Formerly of Indianapolis, the couple is visiting churches in search of a new church home. They saw the Church in a Bar advertised in a tourist magazine.
“It’s very different,” Hershey said. “The sermon was good.”
Sherry Crosby, 52, is a new church regular. She has been attending services at the Cell Block for the past five weeks, since church leaders got her off the street and into a motel room until space became available at the Community of Caring shelter.
Crosby had been living with her boyfriend, then lived in a car and later on the street after her boyfriend was jailed.

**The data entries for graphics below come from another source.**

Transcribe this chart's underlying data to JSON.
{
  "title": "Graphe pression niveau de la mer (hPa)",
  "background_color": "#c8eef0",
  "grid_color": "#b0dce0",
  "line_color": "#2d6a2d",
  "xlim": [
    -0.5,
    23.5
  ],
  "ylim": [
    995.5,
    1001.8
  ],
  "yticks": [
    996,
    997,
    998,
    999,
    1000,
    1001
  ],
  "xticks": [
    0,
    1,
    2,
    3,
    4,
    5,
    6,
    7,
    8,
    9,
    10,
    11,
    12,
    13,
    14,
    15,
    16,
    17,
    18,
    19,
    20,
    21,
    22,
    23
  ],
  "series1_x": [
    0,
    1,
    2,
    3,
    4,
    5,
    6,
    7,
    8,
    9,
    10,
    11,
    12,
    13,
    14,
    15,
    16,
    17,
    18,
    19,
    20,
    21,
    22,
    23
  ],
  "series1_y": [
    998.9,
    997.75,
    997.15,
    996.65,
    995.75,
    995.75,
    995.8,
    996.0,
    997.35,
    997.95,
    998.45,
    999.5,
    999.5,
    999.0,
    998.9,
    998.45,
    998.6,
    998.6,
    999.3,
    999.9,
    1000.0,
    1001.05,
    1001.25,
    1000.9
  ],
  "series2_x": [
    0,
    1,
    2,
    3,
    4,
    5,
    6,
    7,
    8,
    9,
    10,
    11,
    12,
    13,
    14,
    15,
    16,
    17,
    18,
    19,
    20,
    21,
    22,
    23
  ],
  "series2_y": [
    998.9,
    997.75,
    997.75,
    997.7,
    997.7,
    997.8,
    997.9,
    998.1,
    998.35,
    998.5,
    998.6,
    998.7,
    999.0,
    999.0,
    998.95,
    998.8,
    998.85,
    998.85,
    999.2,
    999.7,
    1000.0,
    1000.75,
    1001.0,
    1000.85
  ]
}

“I couldn’t pay the rent,” Crosby said. “The people here don’t just preach. They take care of people. When I needed help, they got me a hotel room for a week. They’re real nice people.
“And the music is great.”
The music, including vocals, guitar and keyboard, is by site leader Paul Macosko, Bill Burdick, Dawn Wisniewski and Rob Morrison. Kerr’s wife, Jennifer, also participates in the music ministry.
Hymn lyrics are projected onto a large screen so that the congregation can sing along.
Church in a Bar has no hymnals. It does have an offering basket — an actual basket on the floor in front of the rows of plastic seats. The basket isn’t passed. People who want to give put their money into the basket before or after the service.
Kerr isn’t bothered by the sometimes minimal offerings.
McLane Church, with a congregation of about 1,200 at its main site in Edinboro, funds expenses in Erie and at another satellite site in Union City — including meals after each service — from its benevolent fund. The fund, largely from a dedicated Christmas offering, totaled $100,000 in 2009, Kerr said.
Edinboro church volunteers last week served up chili, homemade breads, salad and nonalcoholic beverages from the Cell Block bar. Almost everyone attending the Sunday service stayed to eat.